Он теперь отчетливо знал, что ни Наталья, ни Зябликов, ни Ленечка ни при чем — один только он, Монахов. Он клял себя теперь перед этим утром — все, кроме него, были достойны рассвета… Он все теперь знал, как было, как есть, — в этом не было тайны. Однако кое-чего он по-прежнему не знал: например, что Ленечка переписал для него не свои стихи, другого поэта[2]— просто они так понравились Ленечке, много больше своих… но это было и не так важно.
Ах, зачем же я так! — заскрежетал Монахов. Но не приостановился, не повернул назад, а даже припустил по пустой розовеющей улице прочь. Прочь от пустого места рядом с Ленечкой и от пустого места рядом с Наташей — тоже прочь.
День в аэропорту Монахов прожил в сумерках. Что бы ему ни предложила эта неуютная действительность, он все сносил. И жару, и тесноту, и бесконечное время… Он казался себе недостойным и этого. Жизнь безгрешных пассажиров мыслилась ему простой и понятной, а то, что они невинно не подозревали его, монаховских, бездн, не выделяли его из своего общего тела ожидания как прокаженного — было не заслужено им, как и все благодеяние дарованной ему жизни. Так возвышенно понимал он свое унижение. Так унижал он себя, дабы слегка подрасти в собственных глазах, собирая милостыню безучастных взглядов. «Есть! есть еще выход… Не все потеряно, пока он еще есть!.. Затеряться среди людей, раствориться в них… слиться, исчезнуть… уподобиться, сравняться…» — чем больше находил он смирения в глаголе, тем больше тот устраивал его. Глаголы эти цепенели в теле Монахова, и боль утихала. Он вздыхал словно ей вслед, как она его отпускала. Чем щедрее впускал он в себя всю эту окружившую его, столь безразличную к нему жизнь, чем готовнее принимал всех тех, кто никогда не нуждался в его ласке и не посягнул бы на эту его готовность, даже если бы мог заметить ее, — тем словно бы выносимее становились его близкие, так вплотную обступившие его: и жена, и Наташа, и Ленечка, и мама, превратившаяся в корзину с фруктами, — тяжкий упрек, на дне которого Монахов уже подозревал фруктовую кашицу. Пока не протекало.

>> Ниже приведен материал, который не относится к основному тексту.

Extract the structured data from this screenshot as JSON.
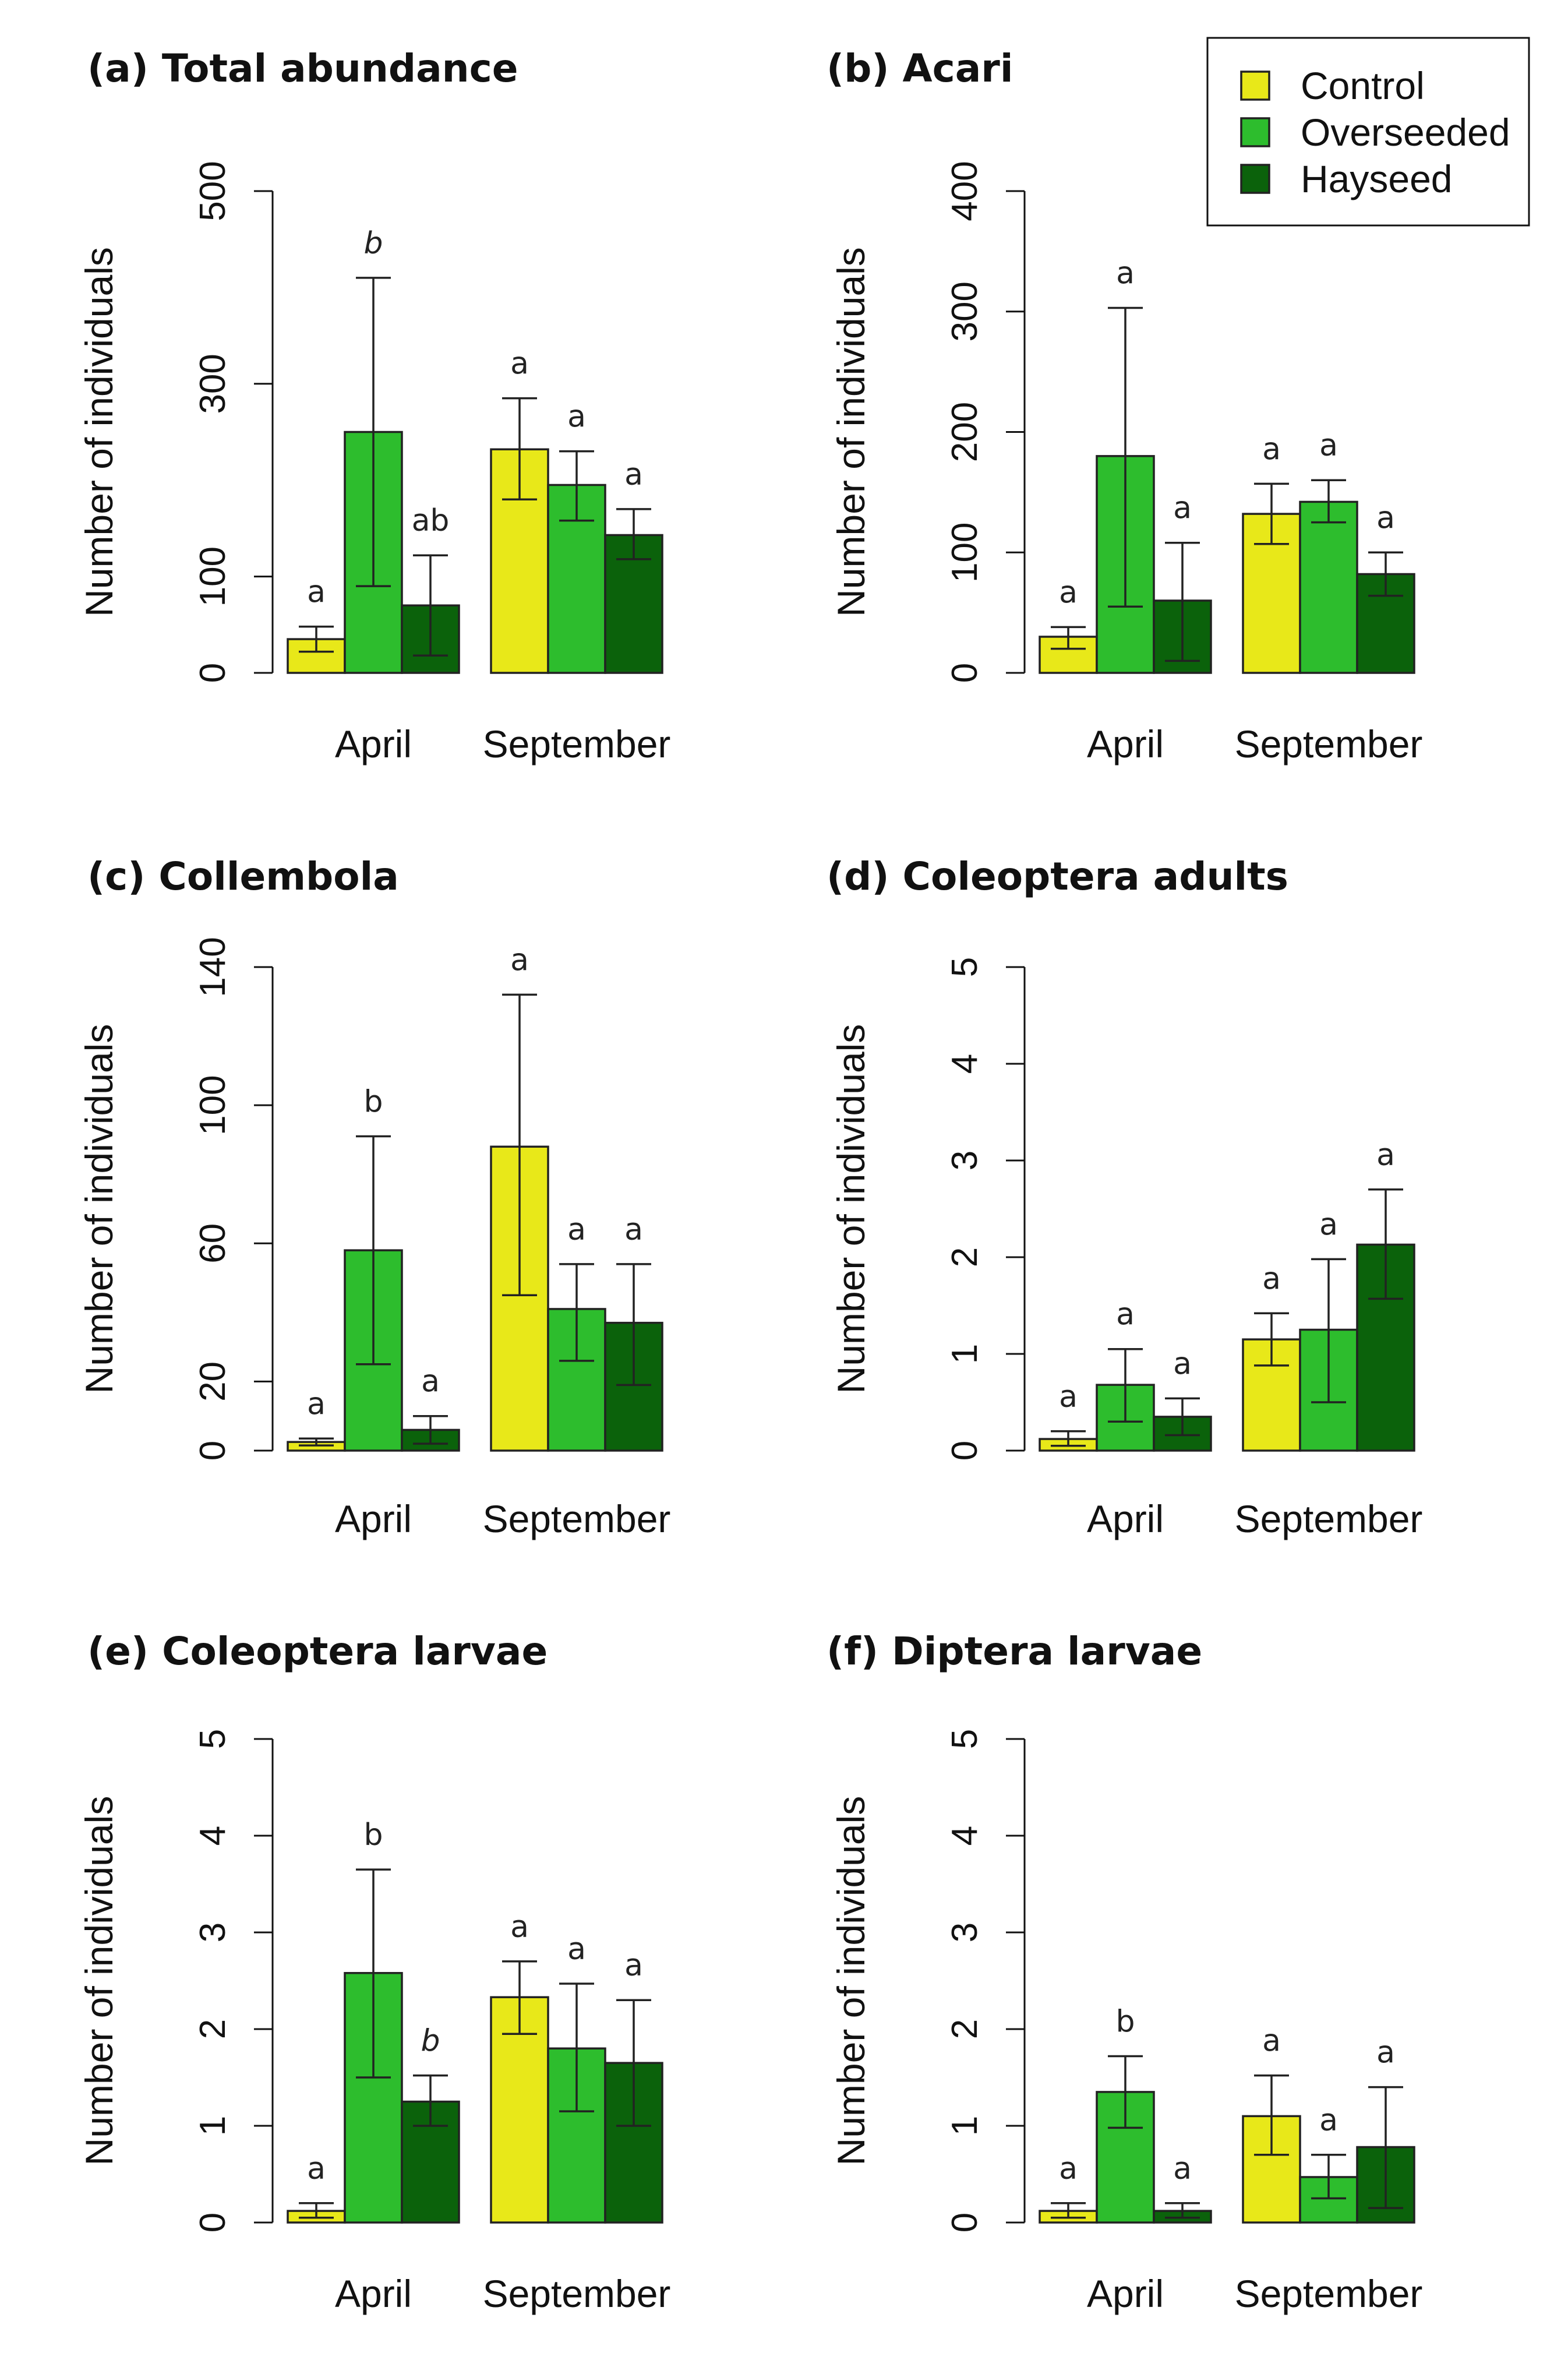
{
  "series_colors": {
    "Control": "#e8e819",
    "Overseeded": "#2dbd2d",
    "Hayseed": "#0b620b"
  },
  "legend": {
    "position": "top-right",
    "entries": [
      "Control",
      "Overseeded",
      "Hayseed"
    ]
  },
  "chart_data": [
    {
      "type": "bar",
      "title": "(a) Total abundance",
      "ylabel": "Number of individuals",
      "ylim": [
        0,
        500
      ],
      "yticks": [
        0,
        100,
        300,
        500
      ],
      "categories": [
        "April",
        "September"
      ],
      "series": [
        {
          "name": "Control",
          "values": [
            35,
            232
          ],
          "err_low": [
            22,
            180
          ],
          "err_high": [
            48,
            285
          ],
          "sig": [
            "a",
            "a"
          ],
          "sig_italic": [
            false,
            false
          ]
        },
        {
          "name": "Overseeded",
          "values": [
            250,
            195
          ],
          "err_low": [
            90,
            158
          ],
          "err_high": [
            410,
            230
          ],
          "sig": [
            "b",
            "a"
          ],
          "sig_italic": [
            true,
            false
          ]
        },
        {
          "name": "Hayseed",
          "values": [
            70,
            143
          ],
          "err_low": [
            18,
            118
          ],
          "err_high": [
            122,
            170
          ],
          "sig": [
            "ab",
            "a"
          ],
          "sig_italic": [
            false,
            false
          ]
        }
      ]
    },
    {
      "type": "bar",
      "title": "(b)  Acari",
      "ylabel": "Number of individuals",
      "ylim": [
        0,
        400
      ],
      "yticks": [
        0,
        100,
        200,
        300,
        400
      ],
      "categories": [
        "April",
        "September"
      ],
      "series": [
        {
          "name": "Control",
          "values": [
            30,
            132
          ],
          "err_low": [
            20,
            107
          ],
          "err_high": [
            38,
            157
          ],
          "sig": [
            "a",
            "a"
          ],
          "sig_italic": [
            false,
            false
          ]
        },
        {
          "name": "Overseeded",
          "values": [
            180,
            142
          ],
          "err_low": [
            55,
            125
          ],
          "err_high": [
            303,
            160
          ],
          "sig": [
            "a",
            "a"
          ],
          "sig_italic": [
            false,
            false
          ]
        },
        {
          "name": "Hayseed",
          "values": [
            60,
            82
          ],
          "err_low": [
            10,
            64
          ],
          "err_high": [
            108,
            100
          ],
          "sig": [
            "a",
            "a"
          ],
          "sig_italic": [
            false,
            false
          ]
        }
      ]
    },
    {
      "type": "bar",
      "title": "(c)  Collembola",
      "ylabel": "Number of individuals",
      "ylim": [
        0,
        140
      ],
      "yticks": [
        0,
        20,
        60,
        100,
        140
      ],
      "categories": [
        "April",
        "September"
      ],
      "series": [
        {
          "name": "Control",
          "values": [
            2.5,
            88
          ],
          "err_low": [
            1.5,
            45
          ],
          "err_high": [
            3.5,
            132
          ],
          "sig": [
            "a",
            "a"
          ],
          "sig_italic": [
            false,
            false
          ]
        },
        {
          "name": "Overseeded",
          "values": [
            58,
            41
          ],
          "err_low": [
            25,
            26
          ],
          "err_high": [
            91,
            54
          ],
          "sig": [
            "b",
            "a"
          ],
          "sig_italic": [
            false,
            false
          ]
        },
        {
          "name": "Hayseed",
          "values": [
            6,
            37
          ],
          "err_low": [
            2,
            19
          ],
          "err_high": [
            10,
            54
          ],
          "sig": [
            "a",
            "a"
          ],
          "sig_italic": [
            false,
            false
          ]
        }
      ]
    },
    {
      "type": "bar",
      "title": "(d) Coleoptera adults",
      "ylabel": "Number of individuals",
      "ylim": [
        0,
        5
      ],
      "yticks": [
        0,
        1,
        2,
        3,
        4,
        5
      ],
      "categories": [
        "April",
        "September"
      ],
      "series": [
        {
          "name": "Control",
          "values": [
            0.12,
            1.15
          ],
          "err_low": [
            0.05,
            0.88
          ],
          "err_high": [
            0.2,
            1.42
          ],
          "sig": [
            "a",
            "a"
          ],
          "sig_italic": [
            false,
            false
          ]
        },
        {
          "name": "Overseeded",
          "values": [
            0.68,
            1.25
          ],
          "err_low": [
            0.3,
            0.5
          ],
          "err_high": [
            1.05,
            1.98
          ],
          "sig": [
            "a",
            "a"
          ],
          "sig_italic": [
            false,
            false
          ]
        },
        {
          "name": "Hayseed",
          "values": [
            0.35,
            2.13
          ],
          "err_low": [
            0.16,
            1.57
          ],
          "err_high": [
            0.54,
            2.7
          ],
          "sig": [
            "a",
            "a"
          ],
          "sig_italic": [
            false,
            false
          ]
        }
      ]
    },
    {
      "type": "bar",
      "title": "(e)  Coleoptera larvae",
      "ylabel": "Number of individuals",
      "ylim": [
        0,
        5
      ],
      "yticks": [
        0,
        1,
        2,
        3,
        4,
        5
      ],
      "categories": [
        "April",
        "September"
      ],
      "series": [
        {
          "name": "Control",
          "values": [
            0.12,
            2.33
          ],
          "err_low": [
            0.05,
            1.95
          ],
          "err_high": [
            0.2,
            2.7
          ],
          "sig": [
            "a",
            "a"
          ],
          "sig_italic": [
            false,
            false
          ]
        },
        {
          "name": "Overseeded",
          "values": [
            2.58,
            1.8
          ],
          "err_low": [
            1.5,
            1.15
          ],
          "err_high": [
            3.65,
            2.47
          ],
          "sig": [
            "b",
            "a"
          ],
          "sig_italic": [
            false,
            false
          ]
        },
        {
          "name": "Hayseed",
          "values": [
            1.25,
            1.65
          ],
          "err_low": [
            1.0,
            1.0
          ],
          "err_high": [
            1.52,
            2.3
          ],
          "sig": [
            "b",
            "a"
          ],
          "sig_italic": [
            true,
            false
          ]
        }
      ]
    },
    {
      "type": "bar",
      "title": "(f) Diptera larvae",
      "ylabel": "Number of individuals",
      "ylim": [
        0,
        5
      ],
      "yticks": [
        0,
        1,
        2,
        3,
        4,
        5
      ],
      "categories": [
        "April",
        "September"
      ],
      "series": [
        {
          "name": "Control",
          "values": [
            0.12,
            1.1
          ],
          "err_low": [
            0.05,
            0.7
          ],
          "err_high": [
            0.2,
            1.52
          ],
          "sig": [
            "a",
            "a"
          ],
          "sig_italic": [
            false,
            false
          ]
        },
        {
          "name": "Overseeded",
          "values": [
            1.35,
            0.47
          ],
          "err_low": [
            0.98,
            0.25
          ],
          "err_high": [
            1.72,
            0.7
          ],
          "sig": [
            "b",
            "a"
          ],
          "sig_italic": [
            false,
            false
          ]
        },
        {
          "name": "Hayseed",
          "values": [
            0.12,
            0.78
          ],
          "err_low": [
            0.05,
            0.15
          ],
          "err_high": [
            0.2,
            1.4
          ],
          "sig": [
            "a",
            "a"
          ],
          "sig_italic": [
            false,
            false
          ]
        }
      ]
    }
  ]
}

Рейсы задерживали, но к нему это пока не относилось: до самолета оставалось все то же количество невыносимых похмельных часов — стрелки зависли во времени, будто само время стало, оттого и самолеты не могли лететь, и люди, все те же, не трогались с тех же кресел. Но билет у Монахова был — гарантия возвращения в кармане, — Монахов был готов терпеть: там, куда он летел, его ждали, там ничего не было испорчено вчерашним днем, оттуда легко вычиталась вся его командировка — там не бывало его прошлого, там была его жена. «Да, — усмехнулся Монахов, — жена — это не прошлое, жена — это самое что ни на есть настоящее…» В мыслях у него не было прошлого, никакого их опыта, ни одной их ежедневной ссоры не всплыло в памяти — в мыслях у него было, как же это она так долго терпела его, так долго, что была теперь у него возможность вернуться к ней, а то ведь и некуда было бы вернуться…

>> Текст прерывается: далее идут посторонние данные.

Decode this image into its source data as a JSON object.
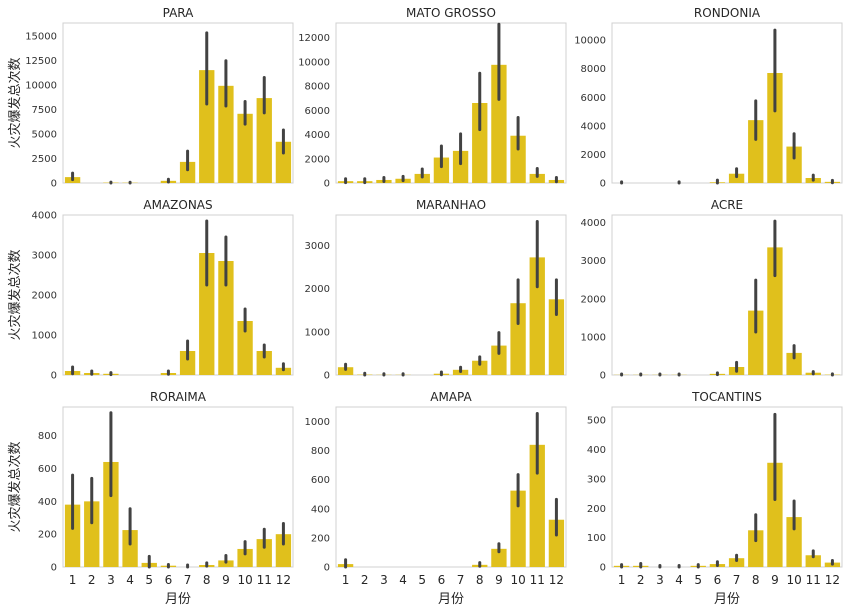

На секунду жена мелькнула перед ним, как бы в коридорчике: он увидел ее поясок. Хотел увидеть лицо — что-то придавило взгляд, и она успела скрыться у себя, прикрыла дверь. Монахов остался разглядывать коврик в их крошечной прихожей, сношенные тапки рядом с ковриком, — хоть убей, он не мог вспомнить лица жены. Это казалось важным, а затруднительность — нелепой. Зато легко, во весь экран, во весь мозг, всплывало лицо Наташи: «Что же ты, Монахов?..» — именно этот взгляд и поворот. Он пробовал отвести это изображение в сторону, представляя себе Ленечку, — опять нет: ускользал этот ухмыляющийся обмылок. Зато вдруг — одним росчерком схваченная поза — щурилась Наташина тетушка… Ну их! Монахов в который раз глянул на часы — так они и впрямь стояли! Вот отчего время не шло!.. Он забыл их завести во всей сумятице, что не мудрено. Они, может, еще вчера стали…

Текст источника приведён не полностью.